In the budget in December, Mr Lenihan announced pay cuts of 8 per cent for assistant secretaries and 12 per cent for deputy secretaries in Government departments.

He also announced the termination of the performance-related bonus scheme.

However, a fortnight later the Government decided that the extent of these reductions – which were based on the findings of the Review Body on Higher Remuneration – should be scaled back on the basis that the cumulative effect of both of these cuts on staff in these the grades would have been unfair.

The level of the cuts were reduced to between 3.3 and 5.5 per cent after the abolition of the bonus payments was taken into account – a move which has been strongly condemned by unions for lower-paid staff.

The files also reveal that Mr Connolly separately told the Minister that there was a risk that the proposed approach to scale back the cuts would “attract criticism from news media or unions representing lower-paid public servants which could focus solely on the reduction in the salary scale while ignoring the reduction through the suspension of the award scheme”.

“It is important that the presentation of this issue refers to the full reduction incorporating the effects of the suspension of the awards scheme resulting in overall reductions of 11.8 per cent for assistant secretaries and 14 per cent for deputy secretaries,” he said.

The official documents reveal that the Association of Assistant Secretaries and Higher Grades complained in a written submission to the Minister for Finance at the end of October that bonus payments due for 2008 had been retrospectively scrapped.

It argued that if further pay cuts were being envisaged then the abolition of the bonus payments for 2008 should be taken into account.

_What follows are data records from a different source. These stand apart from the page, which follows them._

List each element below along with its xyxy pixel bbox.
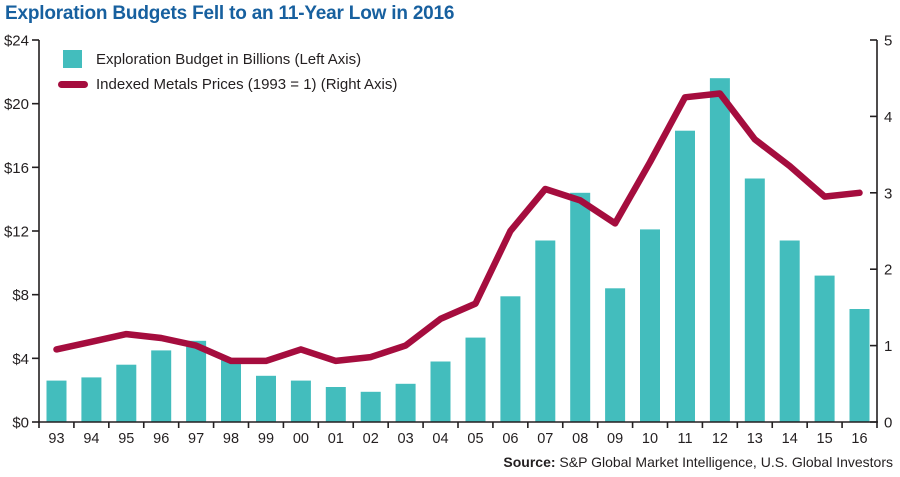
bar-05 [465, 337, 486, 422]
legend-bar-swatch-wrap [58, 50, 96, 68]
bar-96 [151, 350, 172, 422]
left-axis-tick-label: $8 [12, 287, 29, 304]
line-swatch-icon [58, 81, 88, 88]
bar-95 [116, 364, 137, 422]
right-axis-tick-label: 4 [884, 109, 892, 126]
x-axis-year-label: 12 [712, 431, 728, 447]
bar-01 [325, 387, 346, 422]
bar-98 [221, 359, 241, 422]
bar-09 [605, 288, 626, 422]
bar-00 [290, 380, 311, 422]
legend-line-label: Indexed Metals Prices (1993 = 1) (Right … [96, 76, 398, 93]
x-axis-year-label: 02 [363, 431, 379, 447]
right-axis-tick-label: 2 [884, 262, 892, 279]
left-axis-tick-label: $24 [4, 33, 29, 50]
source-label: Source: [503, 454, 556, 470]
x-axis-year-label: 94 [83, 431, 99, 447]
x-axis-year-label: 06 [502, 431, 518, 447]
bar-11 [675, 130, 695, 422]
left-axis-tick-label: $16 [4, 160, 29, 177]
x-axis-year-label: 15 [817, 431, 833, 447]
x-axis-year-label: 11 [677, 431, 692, 447]
x-axis-year-label: 03 [398, 431, 414, 447]
bar-03 [395, 383, 416, 422]
metals-price-line [53, 90, 863, 365]
x-axis-year-label: 00 [293, 431, 309, 447]
left-axis-tick-label: $4 [12, 351, 29, 368]
bar-06 [500, 296, 521, 422]
legend: Exploration Budget in Billions (Left Axi… [58, 50, 397, 93]
x-axis-year-label: 07 [537, 431, 553, 447]
right-axis-tick-label: 1 [884, 338, 892, 355]
bar-swatch-icon [63, 50, 82, 68]
bar-16 [849, 309, 870, 422]
bar-08 [570, 192, 591, 422]
x-axis-year-label: 04 [432, 431, 448, 447]
bar-13 [744, 178, 765, 422]
x-axis-year-label: 13 [747, 431, 763, 447]
bar-14 [779, 240, 800, 422]
legend-bar-label: Exploration Budget in Billions (Left Axi… [96, 50, 362, 68]
left-axis-tick-label: $0 [12, 415, 29, 432]
x-axis-year-label: 98 [223, 431, 239, 447]
legend-item-bars: Exploration Budget in Billions (Left Axi… [58, 50, 397, 68]
chart-title: Exploration Budgets Fell to an 11-Year L… [5, 3, 455, 24]
x-axis-year-label: 10 [642, 431, 658, 447]
x-axis-year-label: 09 [607, 431, 623, 447]
left-axis-tick-label: $20 [4, 96, 29, 113]
left-axis-tick-label: $12 [4, 224, 29, 241]
x-axis-year-label: 96 [153, 431, 169, 447]
bar-15 [814, 275, 835, 422]
x-axis-year-label: 05 [467, 431, 483, 447]
bar-07 [535, 240, 556, 422]
right-axis-tick-label: 5 [884, 33, 892, 50]
bar-10 [640, 229, 660, 422]
x-axis-year-label: 14 [782, 431, 798, 447]
bar-93 [46, 380, 67, 422]
x-axis-year-label: 08 [572, 431, 588, 447]
x-axis-year-label: 16 [851, 431, 867, 447]
x-axis-year-label: 97 [188, 431, 204, 447]
bar-97 [186, 340, 207, 422]
x-axis-year-label: 95 [118, 431, 134, 447]
bar-04 [430, 361, 451, 422]
bar-02 [360, 391, 381, 422]
bar-99 [256, 375, 276, 422]
legend-line-swatch-wrap [58, 81, 96, 88]
x-axis-year-label: 01 [328, 431, 344, 447]
source-text: S&P Global Market Intelligence, U.S. Glo… [555, 454, 893, 470]
x-axis-year-label: 93 [48, 431, 64, 447]
legend-item-line: Indexed Metals Prices (1993 = 1) (Right … [58, 76, 397, 93]
bar-12 [709, 78, 730, 422]
right-axis-tick-label: 0 [884, 415, 892, 432]
bar-94 [81, 377, 102, 422]
right-axis-tick-label: 3 [884, 185, 892, 202]
x-axis-year-label: 99 [258, 431, 274, 447]
source-note: Source: S&P Global Market Intelligence, … [503, 454, 893, 470]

“As already stated, our members are prepared to play a significant role in the alleviation of the current difficulties and, while we are simply seeking equity of treatment, we have the distinct sense that we are not being heard,” the chairman of the association, Bryan Andrews, stated.

The association had earlier argued in correspondence with the Department of Finance that “while receipt of the performance-related element of pay is obviously not guaranteed to any individual, the scheme is part of our members’ basic remuneration package and amounts to an arrangement whereby part of that remuneration is simply deferred pending an independent assessment of performance”.